Juxtaposition: If people do not respond to someone else’s problem, you present it as theirs. By this I don’t mean to suggest that you can teach someone to value the life of people they have never met. Instead, you alter the terms of the conversation. Present the facts of AIDS, lack of access to treatment, and the relative prices of retroviral medications, and in no way embellish them, EXCEPT, frame the conversation as about West Nile Virus, or the Bird Flu, or whatever current health scare is active in the imaginations of the target people, the target society. I am going to assume that this will be in a fairly large metropolitan area. The important thing is to not lie about what is being said. Talk about the disease, how many it kills, and then inform the individuals you speak to that there is treatment, but pharmaceutical companies aren’t willing to negotiate price. Tell them how much it would cost for someone to get a needed supply of the medication, adjusting prices for the average income of a North American, rather than an African individual. Talk about how the government refuses to bypass the patent. Talk about anything you can find a reference point for, speaking about AIDS in Africa under the guise of Bird Flu in North America.
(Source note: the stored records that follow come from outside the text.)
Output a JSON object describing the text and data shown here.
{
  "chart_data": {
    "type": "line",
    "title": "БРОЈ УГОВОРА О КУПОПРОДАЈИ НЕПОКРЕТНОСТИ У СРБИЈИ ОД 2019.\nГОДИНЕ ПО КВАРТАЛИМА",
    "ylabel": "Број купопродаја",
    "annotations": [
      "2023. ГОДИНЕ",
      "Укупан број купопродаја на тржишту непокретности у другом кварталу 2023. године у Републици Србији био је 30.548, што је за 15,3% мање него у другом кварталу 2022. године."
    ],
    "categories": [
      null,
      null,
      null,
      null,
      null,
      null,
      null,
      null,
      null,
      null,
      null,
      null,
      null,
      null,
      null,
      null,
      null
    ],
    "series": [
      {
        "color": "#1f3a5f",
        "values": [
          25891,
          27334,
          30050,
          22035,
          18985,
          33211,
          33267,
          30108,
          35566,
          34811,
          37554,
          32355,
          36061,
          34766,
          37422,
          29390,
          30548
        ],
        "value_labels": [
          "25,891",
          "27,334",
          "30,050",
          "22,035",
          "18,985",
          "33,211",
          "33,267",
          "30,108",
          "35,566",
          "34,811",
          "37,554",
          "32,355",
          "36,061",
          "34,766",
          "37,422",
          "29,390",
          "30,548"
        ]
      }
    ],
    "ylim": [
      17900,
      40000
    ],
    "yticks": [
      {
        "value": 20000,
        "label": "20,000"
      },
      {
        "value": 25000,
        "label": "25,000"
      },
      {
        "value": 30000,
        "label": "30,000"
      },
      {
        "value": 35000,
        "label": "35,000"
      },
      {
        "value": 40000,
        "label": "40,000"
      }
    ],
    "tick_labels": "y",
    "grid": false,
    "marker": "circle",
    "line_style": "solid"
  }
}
Present to someone the mortal threat of another, as though it was their own. Let them know, even for a second, how stupid and how hopeless the situation would be.

Presentation: Faux man-on-the-street interviews. Two person teams, both dressed the part as cameraman and interviewee, providing the information, and taping responses. These interviews will be actually taped, and will be under the pretence of an independent website talking about this ‘impending’ insanity. Hopefully, this will both make it easier to convince people that it isn’t a ruse. Each interview ends with giving the person spoken to a business card, or possibly a pamphlet, with little to no real information, other than a website to be open to the public in a short time.

Assuming even 50 people acting together in the ‘protest’, the video interviews could make a pretty interesting addition to a website that would reveal the hoax. Visitors would come to get more information, and find out that what they were afraid of was actually happening to someone else, and they were ignoring it. On the website could be included information on what can be done, more facts, as well as petitions, the ability to donate to relief programs, and links to other organisations, etc. Information on how to help, and people who will actually have a reason to seek it out.

In the plus column, this idea could be almost entirely volunteer-driven, with little in the way of expenses other than the website itself. Enough people have video cameras now that volunteers could borrow them, or use their own. As well, this is massively scalable, and could work with nearly any sized group that would be small enough not to break silence. It personalises tragedy, is based on actual interaction, and presents options for actual positive direct action, as opposed to attempting to guilt the world into changing. As well, something like this is pretty ripe for coverage in the mass media.

I recognise that this is somewhat dishonest, but I think it is excusable, considering the cause, and the fact that even minor research, such as looking at the site, sets the record straight. Luckily, ground level protest and dissent doesn’t have to maintain a squeaky clean public image; not everyone is Bono, trading on near universal appeal. This doesn’t actually hurt anyone. It’s disinformation with a purpose, and not based on personal gain.

Inspiration for this approach came in chunks, from sources including an abandoned short story of mine called The Artificials, The Yes Men, and an Artificials related idea for ‘performance art’ that was in part abandoned for the ethical concerns of screwing with people for personal gain / entertainment only.